Limited electricity outages won't strand rail passengers


POSTED: Friday, January 16, 2009

Readers like Roger D. Van Cleve (Letters, Jan. 11) who wonder how power outages would affect Honolulu's proposed rail transit system will find their questions answered on the project's blog,, and in our newsletter's January issue, which will be in mailboxes shortly.

As our newsletter relates, the most likely occurrence is a limited power outage in one or multiple areas along the East Kapolei to Ala Moana Center route. Because trains will draw power from many different points along the route, limited outages should not affect service; if power fails in one area, the system will use electricity from another area to continue moving trains and passengers.

We also are planning for the unfortunate event of a major outage along the route. This would stop train propulsion. In that event, modern rail cars will brake safely as they stop. Trains and stations will remain well lit, with backup batteries providing lighting for several hours. The system's operations center will communicate with passengers via the public address system and intercom and relay updates on the situation.
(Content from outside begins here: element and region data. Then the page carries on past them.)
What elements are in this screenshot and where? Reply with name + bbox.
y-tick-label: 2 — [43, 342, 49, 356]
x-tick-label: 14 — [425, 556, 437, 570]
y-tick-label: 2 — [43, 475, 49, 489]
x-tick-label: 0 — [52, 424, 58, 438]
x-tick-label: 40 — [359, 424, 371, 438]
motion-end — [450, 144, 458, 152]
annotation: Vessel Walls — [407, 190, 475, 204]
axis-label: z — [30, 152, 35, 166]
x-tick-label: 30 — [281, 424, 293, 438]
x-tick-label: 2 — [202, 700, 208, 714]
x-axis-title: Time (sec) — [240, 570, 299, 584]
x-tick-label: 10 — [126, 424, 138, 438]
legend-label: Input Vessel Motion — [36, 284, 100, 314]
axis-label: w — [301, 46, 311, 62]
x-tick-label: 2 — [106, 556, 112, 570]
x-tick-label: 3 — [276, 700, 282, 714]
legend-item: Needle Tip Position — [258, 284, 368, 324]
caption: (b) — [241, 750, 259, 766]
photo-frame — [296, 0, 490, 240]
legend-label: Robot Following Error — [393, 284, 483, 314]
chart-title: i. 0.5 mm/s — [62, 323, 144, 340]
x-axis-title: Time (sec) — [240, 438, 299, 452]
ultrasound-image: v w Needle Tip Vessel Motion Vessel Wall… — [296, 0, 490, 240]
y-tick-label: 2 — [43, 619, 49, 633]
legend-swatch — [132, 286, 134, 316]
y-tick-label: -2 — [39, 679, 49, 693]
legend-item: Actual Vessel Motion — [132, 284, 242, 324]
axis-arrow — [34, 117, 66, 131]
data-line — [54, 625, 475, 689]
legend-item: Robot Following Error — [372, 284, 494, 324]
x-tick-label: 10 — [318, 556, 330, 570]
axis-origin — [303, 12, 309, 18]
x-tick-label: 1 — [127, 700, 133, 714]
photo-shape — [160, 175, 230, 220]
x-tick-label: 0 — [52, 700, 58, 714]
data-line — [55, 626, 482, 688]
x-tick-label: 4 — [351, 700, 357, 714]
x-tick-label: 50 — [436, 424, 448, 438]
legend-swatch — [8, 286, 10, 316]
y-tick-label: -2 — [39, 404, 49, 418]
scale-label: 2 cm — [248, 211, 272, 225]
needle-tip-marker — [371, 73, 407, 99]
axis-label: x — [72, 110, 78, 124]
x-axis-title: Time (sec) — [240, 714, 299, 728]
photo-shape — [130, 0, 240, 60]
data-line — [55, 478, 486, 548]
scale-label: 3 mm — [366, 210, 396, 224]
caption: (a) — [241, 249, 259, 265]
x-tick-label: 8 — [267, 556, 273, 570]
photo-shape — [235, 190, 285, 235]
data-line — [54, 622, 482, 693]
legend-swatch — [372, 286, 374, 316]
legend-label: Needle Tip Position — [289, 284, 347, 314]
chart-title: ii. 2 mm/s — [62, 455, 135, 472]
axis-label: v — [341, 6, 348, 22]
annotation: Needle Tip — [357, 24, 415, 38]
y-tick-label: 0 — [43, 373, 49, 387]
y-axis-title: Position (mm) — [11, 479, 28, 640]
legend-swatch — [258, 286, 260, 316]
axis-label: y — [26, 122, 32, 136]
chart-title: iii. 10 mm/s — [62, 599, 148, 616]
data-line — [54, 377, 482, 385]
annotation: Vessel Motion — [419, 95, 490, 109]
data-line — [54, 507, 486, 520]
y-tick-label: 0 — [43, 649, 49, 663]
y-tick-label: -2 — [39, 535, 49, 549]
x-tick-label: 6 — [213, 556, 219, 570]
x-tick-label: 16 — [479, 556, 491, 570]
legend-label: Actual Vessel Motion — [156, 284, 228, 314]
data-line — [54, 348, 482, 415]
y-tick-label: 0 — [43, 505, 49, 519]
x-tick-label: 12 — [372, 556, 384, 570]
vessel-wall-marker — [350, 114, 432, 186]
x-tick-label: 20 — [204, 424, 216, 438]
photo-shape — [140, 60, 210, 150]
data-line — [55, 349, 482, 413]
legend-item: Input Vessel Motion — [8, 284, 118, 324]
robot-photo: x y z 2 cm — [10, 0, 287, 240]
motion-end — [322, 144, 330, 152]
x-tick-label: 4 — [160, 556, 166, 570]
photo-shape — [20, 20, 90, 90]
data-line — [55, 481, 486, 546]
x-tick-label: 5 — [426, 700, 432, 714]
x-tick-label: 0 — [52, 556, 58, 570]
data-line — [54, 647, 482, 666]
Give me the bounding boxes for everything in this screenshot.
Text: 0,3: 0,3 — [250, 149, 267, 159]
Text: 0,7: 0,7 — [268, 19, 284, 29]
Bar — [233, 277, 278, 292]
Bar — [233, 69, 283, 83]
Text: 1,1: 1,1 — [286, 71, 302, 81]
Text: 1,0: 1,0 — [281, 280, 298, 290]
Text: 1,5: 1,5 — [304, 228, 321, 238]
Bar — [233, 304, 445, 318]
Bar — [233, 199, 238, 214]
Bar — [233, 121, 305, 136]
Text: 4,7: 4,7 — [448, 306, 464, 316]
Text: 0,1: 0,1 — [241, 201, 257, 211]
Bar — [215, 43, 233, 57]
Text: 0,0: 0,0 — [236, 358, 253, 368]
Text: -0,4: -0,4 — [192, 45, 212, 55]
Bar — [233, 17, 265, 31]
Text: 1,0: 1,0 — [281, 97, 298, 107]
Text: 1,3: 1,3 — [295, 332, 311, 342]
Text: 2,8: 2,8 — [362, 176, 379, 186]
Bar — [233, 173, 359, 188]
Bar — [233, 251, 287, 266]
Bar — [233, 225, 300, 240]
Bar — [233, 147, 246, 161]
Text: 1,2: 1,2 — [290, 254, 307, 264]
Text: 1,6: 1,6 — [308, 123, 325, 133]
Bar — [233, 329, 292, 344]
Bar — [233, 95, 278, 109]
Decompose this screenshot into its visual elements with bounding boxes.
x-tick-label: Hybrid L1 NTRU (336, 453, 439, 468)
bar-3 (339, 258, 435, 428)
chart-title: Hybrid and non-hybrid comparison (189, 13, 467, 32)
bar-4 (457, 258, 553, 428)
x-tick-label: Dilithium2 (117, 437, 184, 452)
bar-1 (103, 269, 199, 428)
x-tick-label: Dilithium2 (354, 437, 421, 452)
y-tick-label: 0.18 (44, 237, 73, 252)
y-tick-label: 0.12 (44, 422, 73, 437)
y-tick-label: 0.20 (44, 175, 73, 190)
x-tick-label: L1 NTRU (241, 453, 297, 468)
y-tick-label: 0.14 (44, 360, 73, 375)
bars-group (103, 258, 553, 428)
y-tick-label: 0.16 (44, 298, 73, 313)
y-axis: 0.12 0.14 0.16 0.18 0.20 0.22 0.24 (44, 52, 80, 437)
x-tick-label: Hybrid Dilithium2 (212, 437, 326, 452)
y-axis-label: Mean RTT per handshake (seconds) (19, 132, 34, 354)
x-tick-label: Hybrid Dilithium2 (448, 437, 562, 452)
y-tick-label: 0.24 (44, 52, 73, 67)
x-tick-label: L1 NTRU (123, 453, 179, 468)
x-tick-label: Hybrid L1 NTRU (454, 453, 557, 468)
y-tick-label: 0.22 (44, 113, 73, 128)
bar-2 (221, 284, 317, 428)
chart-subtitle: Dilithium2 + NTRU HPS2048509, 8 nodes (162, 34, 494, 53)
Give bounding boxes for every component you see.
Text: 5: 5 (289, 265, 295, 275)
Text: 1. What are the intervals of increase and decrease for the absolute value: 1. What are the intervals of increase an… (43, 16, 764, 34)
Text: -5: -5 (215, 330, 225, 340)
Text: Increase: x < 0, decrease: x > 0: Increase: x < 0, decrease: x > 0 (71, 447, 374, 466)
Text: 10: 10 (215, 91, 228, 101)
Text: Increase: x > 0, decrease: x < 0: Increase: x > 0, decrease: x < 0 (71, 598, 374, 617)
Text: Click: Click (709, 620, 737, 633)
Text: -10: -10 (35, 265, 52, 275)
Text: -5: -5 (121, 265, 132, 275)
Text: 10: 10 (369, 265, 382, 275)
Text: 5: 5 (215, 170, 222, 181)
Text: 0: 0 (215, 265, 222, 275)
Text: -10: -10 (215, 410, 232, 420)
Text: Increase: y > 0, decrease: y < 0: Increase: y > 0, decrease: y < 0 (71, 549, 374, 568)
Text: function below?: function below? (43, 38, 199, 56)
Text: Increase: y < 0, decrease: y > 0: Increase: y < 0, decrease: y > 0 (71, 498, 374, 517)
If power is restored within a short time, trains will start moving again. With a prolonged outage, the operations center will direct passengers to exit the trains and walk a short distance to the nearest station on a clearly illuminated path on the guideway. For those unable to exit rail cars, help will be provided by emergency responders and transit staff.

Passengers will be met at the train station by a coordinated response from first responders and city transportation workers.

Ultimately, prevention and preparation are the keys to ensuring rider safety. Project engineers are developing comprehensive safety policies and procedures with Honolulu's police, fire and emergency services. Research is one of our most important tools; we are closely studying the best practices from other areas. For example, later this month our city's first responders will discuss these issues with a leader from San Francisco's Bay Area Rapid Transit system who has extensive experience in fire, rescue and disaster planning.

Passenger safety is and always will be a priority with Honolulu's rail transit system.


Jim Dunn is design manager at Parsons Brinckerhoff. Harvey Berliner is interim safety and security manager for the City and County of Honolulu.